No one saw it coming.
It seemed so innocent. Gain a Silver, it said. OK, but didn’t someone say Silvers weren’t that great? Inspect the top of your deck, it said. Like a half-Spy, who cares. Draw up to 5, it said. So it replaces itself, but doesn’t give me an Action. Big whoop. Trash a non-Treasure card, it said. So I get to use it three times for my Estates and that’s it? What is the point of this card?
Jack of All Trades shares characteristics with many cards. It has Library‘s ability to replenish your hand after you get hit with Militia — but, befitting its name, isn’t great at it. It spies, it trashes, it gains you Treasure, but does none of those as well as other cards.
And yet it doesn’t need to. As it turns out, the card Jack is most similar to is Envoy, because like Envoy, all you need is Jack (two to be precise), and you’ve got an engine that beats pretty much every bad strategy out there. But unlike Envoy/Big Money, DoubleJack/Big Money crushes attacks. Sea Hag? Trash the Curse. Militia? Draw back up. Rabble? Chuck the Victory card. And all throughout it’s gaining Silver. Attacks barely matter at all to DoubleJack: in the simulators,* it obliterates Sea Hag/Big Money and DoubleMilitia, solidly beats ChapelWitch and ChapelMountebank, and goes toe-to-toe with DoubleMountebank and DoubleWitch.
DoubleJack threatens something that no other mindless Big Money bot threatened before: an engine viable enough to beat attacks. The cruelest part about this is that like Envoy/Big Money, you can’t add anything to DoubleJack. Maybe Hamlet, or Treasury, or a few other cards would help the engine, but just about everything else you can think of only gums up the engine. So it’s not even like you can use it as a launching pad onto other strategies; you’re playing suboptimally if you do. Zzz.
DoubleJack isn’t unbeatable. It fares poorly against mega-turn decks, and in multiplayer games, you aren’t going to get far with it with three Mountebanks pounding you in between each of your turns. But it raises the Big Money baseline in an unprecedented way: it’s not significantly faster than Smithy/Big Money, but it sure is a lot harder to stop.
The real lesson to be learned here is that being able to do multiple things at once in the early game is really, really helpful. Masquerade is the top $3 card in the game because it improves your buying power AND thins your deck. Only the truly insane single-use cards (Chapel, Sea Hag) can compete with cards that accomplish multiple early game objectives. And Jack does it all: it trashes, it gives you a full turn, and it adds in a Silver for good measure. On a mediocre board, there’s not much that can stop two Jacks of All Trades.
Works with:
- Hamlet, Market, Treasury: non-terminals that either disappear from your hand or provide some other meaningful benefit AND do not increase your hand size
- The key here really is the $5 cards, since you don’t really want Silver but you can’t afford Gold. Most of the $5 cards will hurt, but some won’t get in the way.

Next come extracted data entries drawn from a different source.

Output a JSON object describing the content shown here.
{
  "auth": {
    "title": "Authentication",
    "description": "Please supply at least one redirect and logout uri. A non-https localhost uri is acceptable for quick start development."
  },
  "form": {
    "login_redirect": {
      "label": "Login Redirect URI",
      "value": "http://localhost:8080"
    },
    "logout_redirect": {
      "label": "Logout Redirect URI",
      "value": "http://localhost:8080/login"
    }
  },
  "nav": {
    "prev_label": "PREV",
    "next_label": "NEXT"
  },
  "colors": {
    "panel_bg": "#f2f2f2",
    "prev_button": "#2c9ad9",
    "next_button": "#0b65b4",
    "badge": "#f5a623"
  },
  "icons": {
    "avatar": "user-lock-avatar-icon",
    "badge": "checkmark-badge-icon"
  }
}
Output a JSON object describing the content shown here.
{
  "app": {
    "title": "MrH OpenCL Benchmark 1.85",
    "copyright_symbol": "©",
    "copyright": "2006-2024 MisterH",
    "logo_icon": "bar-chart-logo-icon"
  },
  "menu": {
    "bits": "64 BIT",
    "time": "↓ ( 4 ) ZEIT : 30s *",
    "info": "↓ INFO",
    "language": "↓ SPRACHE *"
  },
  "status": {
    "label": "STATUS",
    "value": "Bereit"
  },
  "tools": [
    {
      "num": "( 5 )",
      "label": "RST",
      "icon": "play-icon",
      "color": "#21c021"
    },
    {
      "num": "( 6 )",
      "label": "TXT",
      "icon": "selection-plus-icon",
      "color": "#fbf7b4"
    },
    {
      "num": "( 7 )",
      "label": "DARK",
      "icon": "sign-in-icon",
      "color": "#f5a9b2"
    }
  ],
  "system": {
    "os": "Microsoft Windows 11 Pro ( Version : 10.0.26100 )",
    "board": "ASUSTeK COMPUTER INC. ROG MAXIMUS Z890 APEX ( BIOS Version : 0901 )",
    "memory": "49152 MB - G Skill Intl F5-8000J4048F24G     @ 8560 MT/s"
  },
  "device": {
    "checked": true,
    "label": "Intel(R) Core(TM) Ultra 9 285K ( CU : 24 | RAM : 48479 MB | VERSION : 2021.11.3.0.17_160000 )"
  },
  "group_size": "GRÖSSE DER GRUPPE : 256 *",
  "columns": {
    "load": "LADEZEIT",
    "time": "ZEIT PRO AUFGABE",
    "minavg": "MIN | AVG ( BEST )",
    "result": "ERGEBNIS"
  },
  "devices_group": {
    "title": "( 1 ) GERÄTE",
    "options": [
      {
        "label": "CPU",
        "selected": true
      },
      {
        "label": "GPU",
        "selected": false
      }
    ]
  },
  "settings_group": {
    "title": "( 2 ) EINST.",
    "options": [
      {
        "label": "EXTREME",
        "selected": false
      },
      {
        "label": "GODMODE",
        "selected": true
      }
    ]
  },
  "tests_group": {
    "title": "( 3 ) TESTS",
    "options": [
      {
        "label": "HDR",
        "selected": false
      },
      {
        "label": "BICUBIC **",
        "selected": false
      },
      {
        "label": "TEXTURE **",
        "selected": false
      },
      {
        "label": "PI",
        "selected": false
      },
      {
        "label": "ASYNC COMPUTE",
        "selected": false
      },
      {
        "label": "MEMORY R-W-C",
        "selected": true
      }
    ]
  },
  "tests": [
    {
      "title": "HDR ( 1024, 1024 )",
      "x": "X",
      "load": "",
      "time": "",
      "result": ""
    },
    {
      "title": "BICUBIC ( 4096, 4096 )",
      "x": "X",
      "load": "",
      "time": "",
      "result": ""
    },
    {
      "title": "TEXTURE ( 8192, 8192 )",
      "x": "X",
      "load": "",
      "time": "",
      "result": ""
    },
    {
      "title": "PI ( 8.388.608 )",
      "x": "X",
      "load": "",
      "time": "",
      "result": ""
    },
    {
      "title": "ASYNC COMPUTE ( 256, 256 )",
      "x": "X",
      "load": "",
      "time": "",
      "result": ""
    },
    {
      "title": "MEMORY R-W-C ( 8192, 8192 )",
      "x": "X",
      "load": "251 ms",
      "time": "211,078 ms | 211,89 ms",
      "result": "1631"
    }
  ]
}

- See yaron’s post in the comments
- Another copy of Jack
Conflicts with:
- Multiplayer games
- Caravan, Lab, other handsize-increasers (oddly enough)
- Very strong, very fast combinations
- Mega-turn strategies like Native Village/Bridge
- Colony games hurt, but do not completely cripple DoubleJack
* The power of Jack (specifically, the DoubleJack bot) is definitely one of the biggest discoveries yet from the simulators, and it’s one that certainly would not have been immediately obvious to human players.